Google's cloud performance impresses, even as Alphabet disappoints

Stuart Lauchlan Profile picture for user slauchlan April 28, 2022
Google's cloud arm continues to grow.

Google CLoud

Google Cloud was the bright spot in Alphabet’s Q1 numbers this week, with revenues for the division up 44% year-on-year to $5.8 billion. While the business reported an operating loss of $931 million, that was down from $974 million a year ago. Google Cloud now makes up 8.4% of Alphabet’s overall revenues, up from 7.3% a year ago.

CEO Sundar Pichai pointed to key areas of note with regards to the cloud operation:

First, cybersecurity, where we introduced new offerings, including Assured Workloads to address digital sovereignty in the European Union; Virtual Machine Threat Detection, a first-to-market agentless malware detection capability; an advanced intrusion detection system for network threat detection.

Organizations like T-Mobile and DoorDash are protecting their critical systems and data with Google Cloud's trusted cybersecurity products. These include Security Command Center, which helps many companies, including UKG, Ultimate Kronos Group, and Ocado Group, monitor and manage their security posture and risk.

Our leading threat detection and response platform, Chronicle, is now paired with Simplify to more quickly automate incident detection and resolution. We also announced our intent to acquire Mandiant, a leader in dynamic cyber defense and response, to help protect customers from the most advanced threats.

Next  up was the firm’s data cloud ambitions, of which he said:

We continue to evolve a leading data cloud with serverless Spark to run batch Spark workloads; BigLake, a new storage engine that unifies data warehouses and lakes; and Dataplex, which provides unified management and governance of data across data warehouses and lakes. Our unified data cloud and AI platform is helping organizations like KeyBanc, LG Electronics, and Macy's work intelligently with data across multiple clouds.

BigQuery, our leading solution for analytics, is helping customers like Kraft Heinz, Mercado Libre and we’re to help create more personal consumer experiences. BT Group, UPS and other leading brands continue to tap our deep expertise in artificial intelligence and machine learning to power their organizations. This includes our Contact Center AI platform, which helped The Home Depot improve their call containment by 185%, creating a more positive customer support experience. We are proud to share that more than 700 technology partners power their applications with our data cloud.


There’s also ongoing focus on Google Workspace, he said:

To support hybrid work, we recently introduced new collaboration features, including bringing Google Meet directly into Google Docs, Sheets and Slides. You can now see and hear your team as you collaborate in real time without the need to schedule meetings. Google Meet can now live stream to up to 100,000 people who can also participate in Q&A and polls.

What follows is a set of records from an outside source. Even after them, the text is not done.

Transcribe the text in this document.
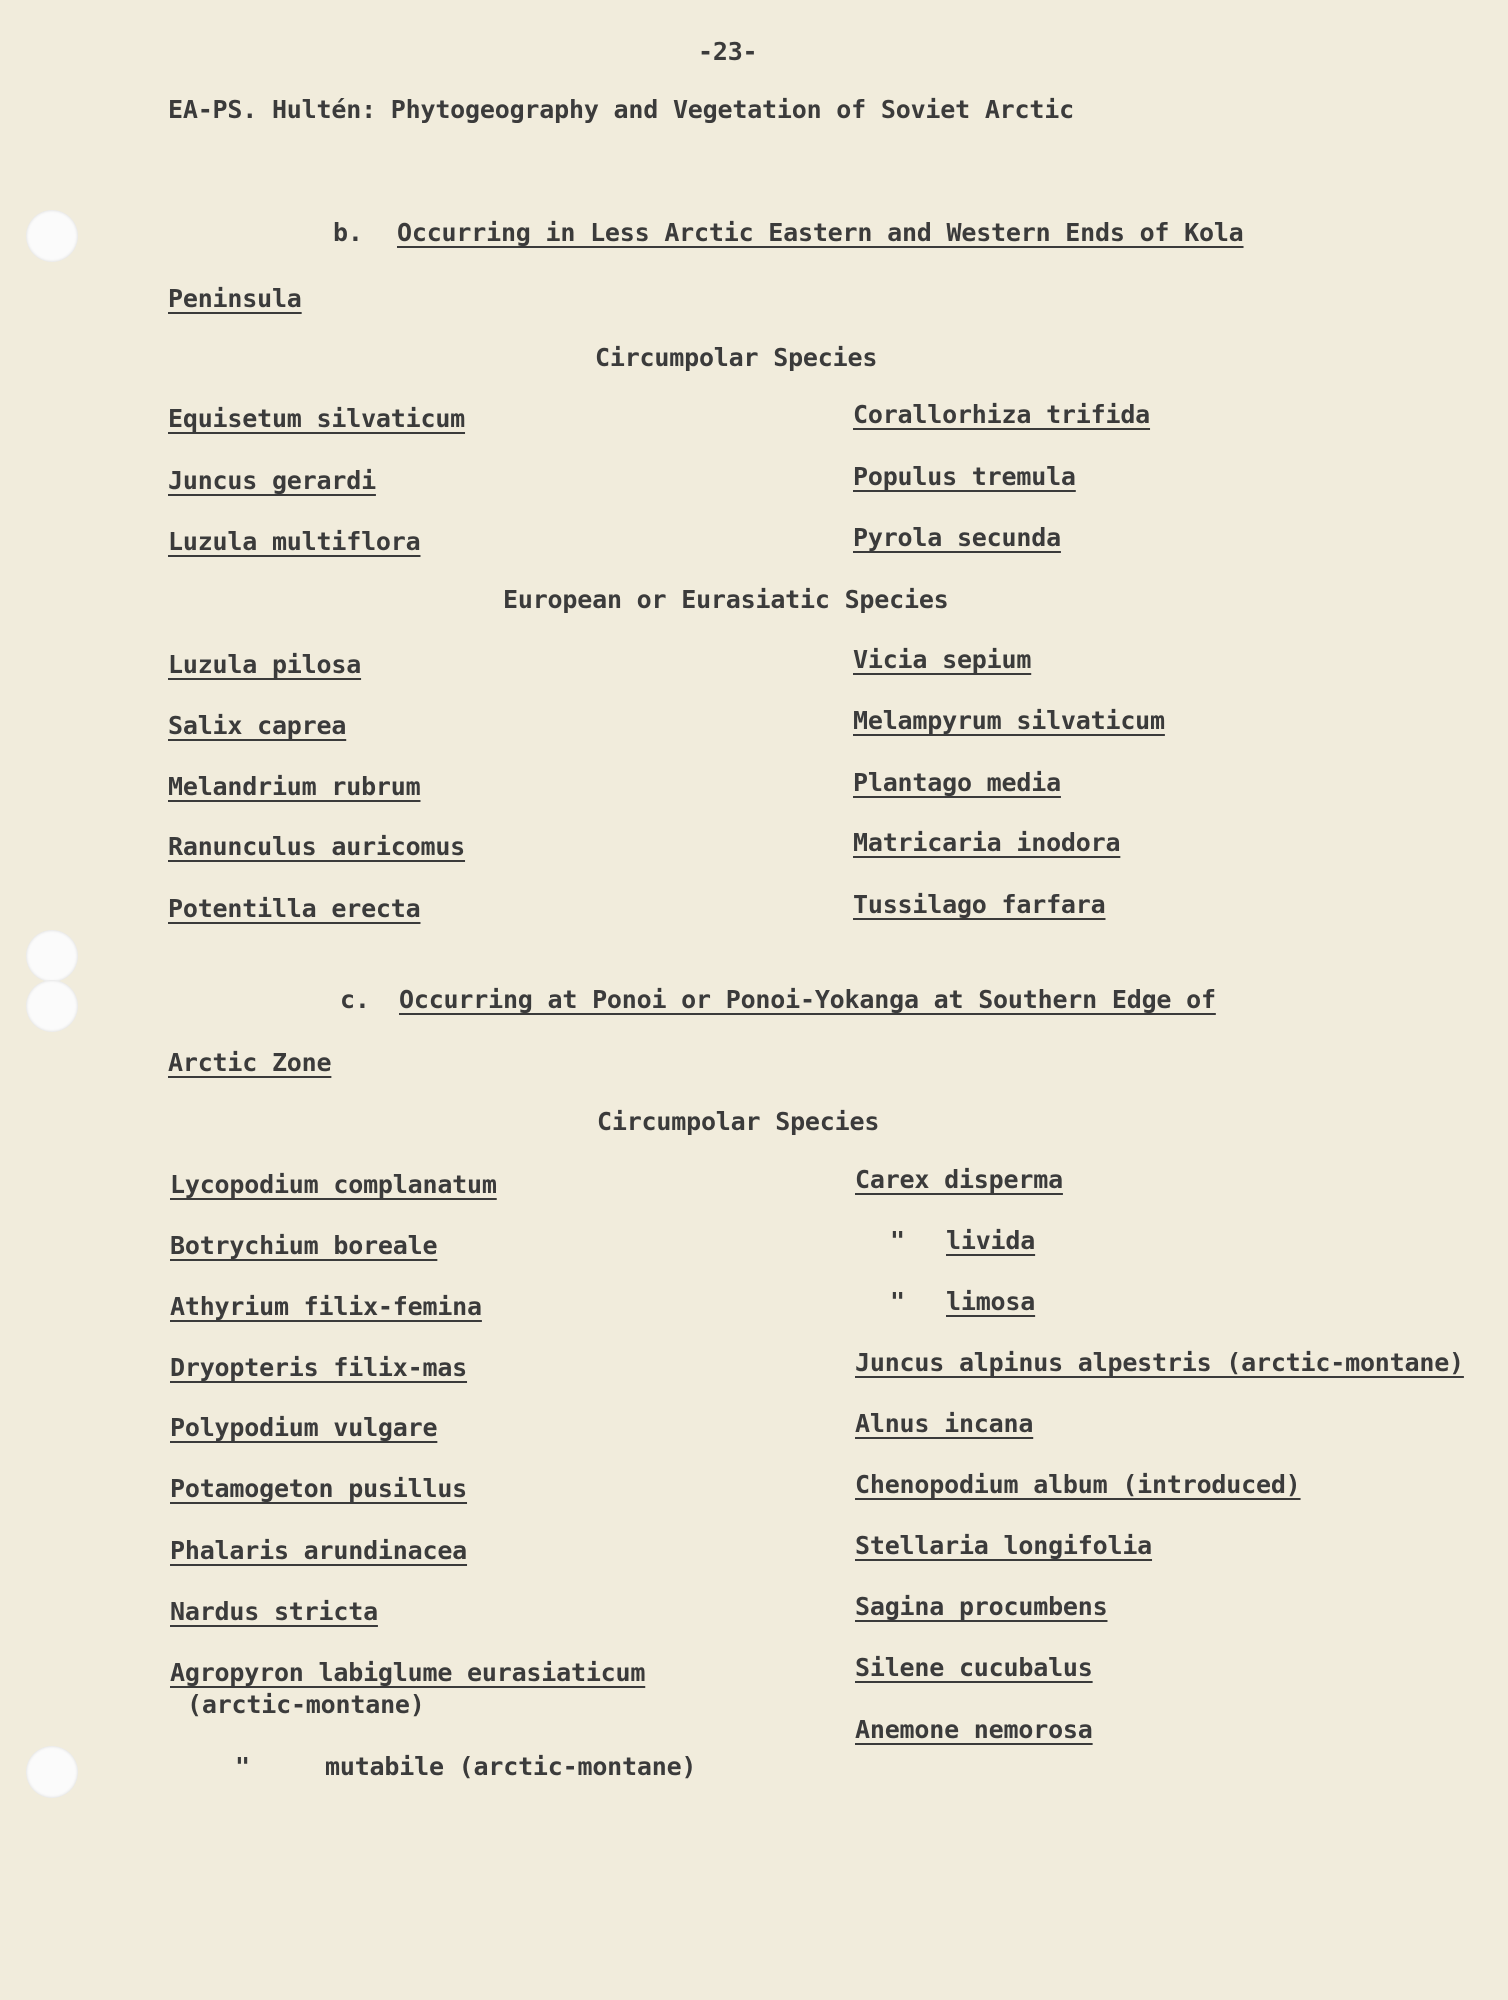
-23-
EA-PS. Hultén: Phytogeography and Vegetation of Soviet Arctic
b. Occurring in Less Arctic Eastern and Western Ends of Kola
Peninsula
Circumpolar Species
Equisetum silvaticum
Juncus gerardi
Luzula multiflora
Corallorhiza trifida
Populus tremula
Pyrola secunda
European or Eurasiatic Species
Luzula pilosa
Salix caprea
Melandrium rubrum
Ranunculus auricomus
Potentilla erecta
Vicia sepium
Melampyrum silvaticum
Plantago media
Matricaria inodora
Tussilago farfara
c. Occurring at Ponoi or Ponoi-Yokanga at Southern Edge of
Arctic Zone
Circumpolar Species
Lycopodium complanatum
Botrychium boreale
Athyrium filix-femina
Dryopteris filix-mas
Polypodium vulgare
Potamogeton pusillus
Phalaris arundinacea
Nardus stricta
Agropyron labiglume eurasiaticum
(arctic-montane)
"	mutabile (arctic-montane)
Carex disperma
" livida
" limosa
Juncus alpinus alpestris (arctic-montane)
Alnus incana
Chenopodium album (introduced)
Stellaria longifolia
Sagina procumbens
Silene cucubalus
Anemone nemorosa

We also launched the next wave of innovation in Google Docs with smart canvas, including auto-generated summaries and pageless format in Docs, smart chips and automating workflow using Gmail. Smart Canvas has seen very rapid uptake with more than 6 million checklist and 6 million smart chips being added to documents each week. These innovations are helping employees adapt to hybrid work at large enterprises like Equifax and Ocean Network Express, digital natives including Flipkart and organizations like the University of Alberta.

As for Google’s own hybrid working thinking, Pichai said the firm will be opening its purse:

To help support our own flexible work plans, this year, we plan to invest approximately $9.5 billion in our US offices and data centers, creating at least 12,000 new Google jobs in the US, in places like New York and Atlanta. To enable our long-term growth, we are investing in areas like Cloud, AI, YouTube, Search and beyond. In 2020 and 2021 combined, we invested $40 billion in research and development here in the US. Beyond the U.S., we have announced new office investments in London and Warsaw and a new product development center in Nairobi. 

My take

Overall, Alphabet’s numbers were disappointing - net income was down $1.5 billion year-on-year, while overall revenue for the quarter was up by 23%, but that’s a marked slowing down from last year’s 34%. What was of note was that Google Cloud Platform’s revenue growth is faster than Google Cloud, with infrastructure emerging as the current sweet spot, albeit one that’s still a long, long way behind Microsoft Azure and Amazon Web Services. But the direction of travel is positive.